All patients with a discharge diagnosis of bowel and/or mesenteric injury after blunt trauma were identified over a 5-year period. Admission CT scans were reviewed to identify potential predictors of bowel and/or mesenteric injury. Patients were then stratified by operative intervention [therapeutic laparotomy (TL) vs. non-therapeutic laparotomy (NTL)] and compared. All potential predictors included in the initial regression model were assigned one point and a score based on the number of predictors was calculated: the radiographic predictors of therapeutic operative intervention (RAPTOR) score.

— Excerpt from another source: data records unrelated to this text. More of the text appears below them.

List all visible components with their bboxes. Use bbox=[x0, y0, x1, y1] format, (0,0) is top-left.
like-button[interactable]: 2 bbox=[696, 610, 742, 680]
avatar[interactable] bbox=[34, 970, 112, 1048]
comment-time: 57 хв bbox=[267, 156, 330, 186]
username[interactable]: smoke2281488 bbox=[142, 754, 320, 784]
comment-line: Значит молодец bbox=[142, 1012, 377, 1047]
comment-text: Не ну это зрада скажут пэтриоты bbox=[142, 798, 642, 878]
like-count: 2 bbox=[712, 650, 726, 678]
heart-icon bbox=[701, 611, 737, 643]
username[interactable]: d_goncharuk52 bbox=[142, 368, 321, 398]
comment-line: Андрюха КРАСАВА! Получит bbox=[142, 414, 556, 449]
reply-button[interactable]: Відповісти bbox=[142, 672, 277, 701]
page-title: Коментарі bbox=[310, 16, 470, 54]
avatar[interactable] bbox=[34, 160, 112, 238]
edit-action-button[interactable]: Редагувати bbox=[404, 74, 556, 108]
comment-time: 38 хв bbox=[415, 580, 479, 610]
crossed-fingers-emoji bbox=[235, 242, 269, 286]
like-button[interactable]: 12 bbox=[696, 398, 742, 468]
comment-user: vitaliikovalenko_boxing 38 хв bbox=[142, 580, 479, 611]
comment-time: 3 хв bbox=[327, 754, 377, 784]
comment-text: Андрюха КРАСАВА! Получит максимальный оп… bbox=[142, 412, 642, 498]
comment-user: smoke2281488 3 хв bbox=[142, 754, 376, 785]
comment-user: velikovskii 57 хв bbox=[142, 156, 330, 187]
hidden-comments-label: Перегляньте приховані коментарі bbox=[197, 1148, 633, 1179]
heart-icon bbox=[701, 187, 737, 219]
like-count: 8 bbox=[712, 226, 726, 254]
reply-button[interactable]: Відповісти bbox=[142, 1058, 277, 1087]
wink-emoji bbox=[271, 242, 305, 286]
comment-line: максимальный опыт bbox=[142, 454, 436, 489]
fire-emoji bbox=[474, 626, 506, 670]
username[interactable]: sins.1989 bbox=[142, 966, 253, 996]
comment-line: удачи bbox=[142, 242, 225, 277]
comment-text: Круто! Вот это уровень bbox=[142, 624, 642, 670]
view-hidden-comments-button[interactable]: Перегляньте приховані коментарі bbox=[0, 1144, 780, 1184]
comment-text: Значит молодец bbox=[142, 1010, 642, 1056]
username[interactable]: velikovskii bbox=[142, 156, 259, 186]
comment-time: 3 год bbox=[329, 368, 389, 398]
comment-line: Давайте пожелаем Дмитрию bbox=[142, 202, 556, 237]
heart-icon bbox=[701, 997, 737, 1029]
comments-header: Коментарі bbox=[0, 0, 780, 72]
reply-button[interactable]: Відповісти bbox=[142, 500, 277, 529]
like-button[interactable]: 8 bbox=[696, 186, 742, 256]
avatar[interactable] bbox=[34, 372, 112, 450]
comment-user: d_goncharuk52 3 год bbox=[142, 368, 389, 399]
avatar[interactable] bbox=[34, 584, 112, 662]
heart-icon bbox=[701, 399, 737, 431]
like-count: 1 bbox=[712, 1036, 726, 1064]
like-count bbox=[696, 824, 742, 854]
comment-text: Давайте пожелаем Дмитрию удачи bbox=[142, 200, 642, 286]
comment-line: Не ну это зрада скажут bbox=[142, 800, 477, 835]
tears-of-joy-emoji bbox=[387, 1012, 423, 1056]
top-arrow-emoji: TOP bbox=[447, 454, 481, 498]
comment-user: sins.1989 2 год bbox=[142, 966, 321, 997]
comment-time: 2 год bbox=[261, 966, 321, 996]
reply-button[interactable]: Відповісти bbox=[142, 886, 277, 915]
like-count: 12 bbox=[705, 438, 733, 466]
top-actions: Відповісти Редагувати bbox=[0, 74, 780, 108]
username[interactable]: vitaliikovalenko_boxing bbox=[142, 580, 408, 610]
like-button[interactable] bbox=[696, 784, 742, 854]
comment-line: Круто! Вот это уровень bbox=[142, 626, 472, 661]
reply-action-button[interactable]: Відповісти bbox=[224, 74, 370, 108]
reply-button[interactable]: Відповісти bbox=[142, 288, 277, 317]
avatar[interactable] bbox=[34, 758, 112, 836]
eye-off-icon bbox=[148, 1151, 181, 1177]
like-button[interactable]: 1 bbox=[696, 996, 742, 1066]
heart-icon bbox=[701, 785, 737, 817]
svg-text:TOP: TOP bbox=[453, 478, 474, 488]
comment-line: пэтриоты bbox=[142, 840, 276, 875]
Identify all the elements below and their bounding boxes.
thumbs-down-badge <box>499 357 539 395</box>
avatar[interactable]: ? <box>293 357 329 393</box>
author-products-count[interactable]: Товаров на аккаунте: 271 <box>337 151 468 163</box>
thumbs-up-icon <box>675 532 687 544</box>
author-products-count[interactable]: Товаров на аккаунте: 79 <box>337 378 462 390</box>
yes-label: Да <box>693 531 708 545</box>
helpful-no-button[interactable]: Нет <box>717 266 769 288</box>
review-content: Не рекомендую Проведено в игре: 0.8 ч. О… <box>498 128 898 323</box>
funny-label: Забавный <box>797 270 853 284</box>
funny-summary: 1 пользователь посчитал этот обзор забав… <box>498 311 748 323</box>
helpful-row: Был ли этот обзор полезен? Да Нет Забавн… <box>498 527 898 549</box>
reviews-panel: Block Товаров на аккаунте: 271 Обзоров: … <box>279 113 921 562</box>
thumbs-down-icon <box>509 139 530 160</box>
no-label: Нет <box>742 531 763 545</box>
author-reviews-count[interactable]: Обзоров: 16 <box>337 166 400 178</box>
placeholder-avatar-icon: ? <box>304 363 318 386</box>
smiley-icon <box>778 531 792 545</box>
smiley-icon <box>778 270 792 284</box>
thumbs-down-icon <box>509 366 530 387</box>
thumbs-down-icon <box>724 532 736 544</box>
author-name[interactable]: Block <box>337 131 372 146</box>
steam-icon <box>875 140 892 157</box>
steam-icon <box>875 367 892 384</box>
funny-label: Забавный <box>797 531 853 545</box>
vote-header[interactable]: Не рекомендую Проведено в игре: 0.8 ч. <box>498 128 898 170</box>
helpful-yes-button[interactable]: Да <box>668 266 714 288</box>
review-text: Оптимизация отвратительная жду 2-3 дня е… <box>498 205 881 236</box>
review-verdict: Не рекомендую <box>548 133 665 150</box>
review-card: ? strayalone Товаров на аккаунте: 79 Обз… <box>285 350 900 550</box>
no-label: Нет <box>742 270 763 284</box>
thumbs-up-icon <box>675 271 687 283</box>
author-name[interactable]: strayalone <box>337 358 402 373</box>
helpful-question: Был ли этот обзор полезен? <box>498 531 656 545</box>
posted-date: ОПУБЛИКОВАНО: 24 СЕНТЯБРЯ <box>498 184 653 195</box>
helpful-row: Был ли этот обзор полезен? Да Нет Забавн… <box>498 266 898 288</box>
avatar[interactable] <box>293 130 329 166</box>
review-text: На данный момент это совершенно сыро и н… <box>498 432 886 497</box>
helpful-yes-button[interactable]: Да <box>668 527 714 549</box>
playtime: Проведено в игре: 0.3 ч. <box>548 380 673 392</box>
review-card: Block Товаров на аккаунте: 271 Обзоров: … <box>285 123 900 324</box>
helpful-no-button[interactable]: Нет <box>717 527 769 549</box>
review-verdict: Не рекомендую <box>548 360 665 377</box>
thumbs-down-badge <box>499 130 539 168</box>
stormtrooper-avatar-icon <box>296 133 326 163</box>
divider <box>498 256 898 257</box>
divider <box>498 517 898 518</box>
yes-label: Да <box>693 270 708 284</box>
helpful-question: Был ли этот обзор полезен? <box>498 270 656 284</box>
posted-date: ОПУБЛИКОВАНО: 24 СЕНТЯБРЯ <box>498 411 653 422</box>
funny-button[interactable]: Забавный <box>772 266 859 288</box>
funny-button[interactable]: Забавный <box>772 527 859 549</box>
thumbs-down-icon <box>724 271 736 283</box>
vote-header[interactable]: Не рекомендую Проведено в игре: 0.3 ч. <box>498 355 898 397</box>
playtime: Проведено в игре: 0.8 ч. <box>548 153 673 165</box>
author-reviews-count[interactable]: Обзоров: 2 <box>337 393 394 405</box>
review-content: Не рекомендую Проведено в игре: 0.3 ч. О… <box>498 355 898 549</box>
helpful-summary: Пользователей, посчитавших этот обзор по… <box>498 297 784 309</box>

151 patients were identified. 114 (76%) patients underwent operative intervention. Of these, 75 patients (66%) underwent TL. Multifocal hematoma, acute arterial extravasation, bowel wall hematoma, bowel devascularization, fecalization, pneumoperitoneum and fat pad injury, identified as potential predictors on univariable analysis, were included in the initial regression model and comprised the RAPTOR score. The optimal RAPTOR score was identified as ≥ 3, with a sensitivity, specificity and positive predictive value of 67%, 85% and 86%, respectively. Acute arterial extravasation (OR 3.8; 95% CI 1.2–4.3), bowel devascularization (OR 14.5; 95% CI 11.8–18.4) and fat pad injury (OR 4.5 95% CI 1.6–6.2) were identified as independent predictors of TL (AUC 0.91).
CT imaging remains vital in assessing for potential bowel and/or mesenteric injuries following blunt abdominal trauma. The RAPTOR score provides a simplified approach to predict the need for early therapeutic operative intervention.